Greg Lukianoff
President and CEO, Foundation for Individual Rights in Education (FIRE)
The Coddling of the American Mind: How Good Intentions and Bad Ideas are Setting Up a Generation for Failure Greg Lukianoff
Something has been going wrong on many college campuses in the last few years. Speakers are shouted down. Professors say they are walking on eggshells, eliminating controversial material from syllabi. Students, once the staunchest defenders of free speech, now see words and ideas as sources of danger. Rates of anxiety, depression, and suicide are rising—on campus as well as nationally. How did this happen?
When The Atlantic published an article entitled “The Coddling of the American Mind,” by Greg Lukianoff, President and CEO of the Foundation for Individual Rights in Education (FIRE) and Jonathan Haidt, Ph.D., Thomas Cooley Professor of Ethical Leadership at the Stern School of Business at New York University, it hit a nerve and became their second most-read cover story of all time. Mr. Lukianoff and Prof. Haidt expanded the article into a book of the same title, which became an instant bestseller when it was released in early September.

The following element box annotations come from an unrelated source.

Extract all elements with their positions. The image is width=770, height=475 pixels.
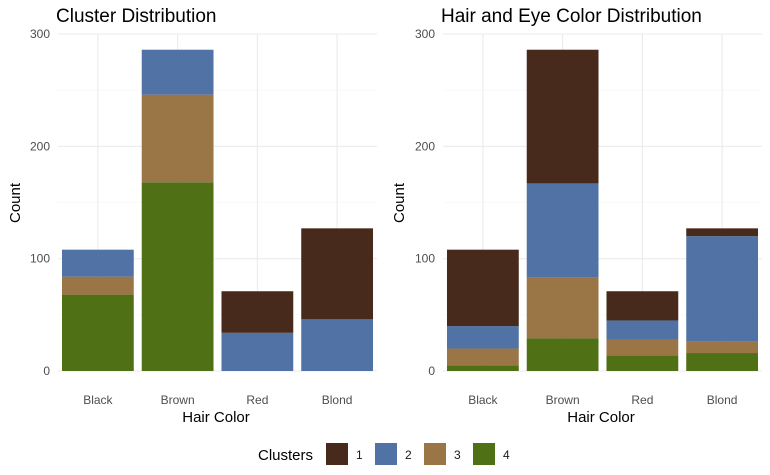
- y-tick-label: 200: [415, 139, 435, 153]
- bar-segment-cluster-2: [301, 319, 374, 371]
- y-tick-label: 0: [43, 364, 50, 378]
- x-axis-label: Hair Color: [567, 409, 635, 426]
- bar-segment-cluster-2: [61, 249, 134, 277]
- bar-segment-cluster-1: [221, 291, 294, 333]
- x-tick-label: Black: [83, 393, 113, 407]
- cluster-distribution-panel: Cluster Distribution Count Hair Color 0 1…: [7, 6, 377, 426]
- y-tick-label: 100: [415, 252, 435, 266]
- legend-title: Clusters: [258, 447, 313, 464]
- legend-swatch: [424, 443, 446, 465]
- y-tick-label: 300: [415, 27, 435, 41]
- bar-segment-cluster-4: [686, 353, 759, 371]
- bar-segment-cluster-2: [141, 49, 214, 95]
- legend: Clusters 1 2 3 4: [258, 443, 510, 465]
- x-tick-label: Red: [631, 393, 653, 407]
- y-tick-label: 100: [30, 252, 50, 266]
- legend-swatch: [473, 443, 495, 465]
- x-tick-label: Blond: [322, 393, 353, 407]
- y-axis: 0 100 200 300: [415, 27, 435, 378]
- legend-label: 4: [503, 448, 510, 462]
- bar-segment-cluster-3: [606, 339, 679, 356]
- bar-segment-cluster-2: [686, 236, 759, 342]
- bar-segment-cluster-1: [446, 249, 519, 327]
- x-axis-label: Hair Color: [182, 409, 250, 426]
- x-axis: Black Brown Red Blond: [83, 393, 352, 407]
- bar-segment-cluster-3: [61, 276, 134, 295]
- bar-segment-cluster-2: [446, 326, 519, 349]
- bar-segment-cluster-1: [301, 228, 374, 320]
- x-tick-label: Blond: [707, 393, 738, 407]
- x-tick-label: Brown: [161, 393, 195, 407]
- x-tick-label: Brown: [546, 393, 580, 407]
- bar-segment-cluster-1: [606, 291, 679, 321]
- bar-segment-cluster-2: [526, 183, 599, 278]
- bar-segment-cluster-1: [686, 228, 759, 237]
- bar-segment-cluster-4: [446, 365, 519, 371]
- y-tick-label: 0: [428, 364, 435, 378]
- chart-title: Hair and Eye Color Distribution: [441, 6, 702, 27]
- y-axis: 0 100 200 300: [30, 27, 50, 378]
- bar-group: [61, 49, 374, 371]
- hair-eye-distribution-panel: Hair and Eye Color Distribution Count Ha…: [391, 6, 762, 426]
- x-tick-label: Black: [468, 393, 498, 407]
- legend-label: 1: [356, 448, 363, 462]
- bar-segment-cluster-2: [221, 332, 294, 371]
- bar-segment-cluster-3: [141, 94, 214, 183]
- legend-label: 2: [405, 448, 412, 462]
- chart-title: Cluster Distribution: [56, 6, 217, 27]
- y-tick-label: 300: [30, 27, 50, 41]
- bar-segment-cluster-3: [446, 348, 519, 366]
- x-axis: Black Brown Red Blond: [468, 393, 737, 407]
- y-tick-label: 200: [30, 139, 50, 153]
- bar-segment-cluster-1: [526, 49, 599, 184]
- bar-group: [446, 49, 759, 371]
- bar-segment-cluster-4: [61, 294, 134, 371]
- y-axis-label: Count: [391, 182, 408, 223]
- bar-segment-cluster-3: [526, 277, 599, 339]
- bar-segment-cluster-3: [686, 341, 759, 354]
- bar-segment-cluster-4: [606, 355, 679, 371]
- bar-segment-cluster-4: [526, 338, 599, 371]
- bar-segment-cluster-2: [606, 320, 679, 340]
- legend-swatch: [326, 443, 348, 465]
- y-axis-label: Count: [7, 182, 24, 223]
- legend-swatch: [375, 443, 397, 465]
- x-tick-label: Red: [246, 393, 268, 407]
- legend-items: 1 2 3 4: [326, 443, 510, 465]
- bar-segment-cluster-4: [141, 182, 214, 371]
- legend-label: 3: [454, 448, 461, 462]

Prof. Haidt and Mr. Lukianoff show how the new problems on campus have their origins in three “bad ideas” that have become increasingly woven into American childhood and education: 1) What doesn’t kill you makes you weaker; 2) Always trust your feelings; and 3) Life is a battle between good people and evil people. The authors argue that these three ideas contradict basic psychological principles about well-being and ancient wisdom from many cultures. Embracing these ideas, and the resulting culture of “safety-ism,” interferes with young people’s social, emotional, and intellectual development. Mr. Lukianoff and Prof. Haidt explore the rise of fear-based parenting, the decline of unsupervised, child-directed play, and the role that social media plays in teen life. They examine changes on campus, including the corporatization of universities and the emergence of new ideas about identity and justice. They situate the conflicts on campus within the context of America’s rapidly rising political polarization and dysfunction.
Prof. Haidt and Mr. Lukianoff’s position is clear: they do not blame today’s students, who are under enormous pressure to perform. They do not think the problems facing young people are “all in their heads.” Their argument is pragmatic, rather than moralistic: our safety culture does more harm than good.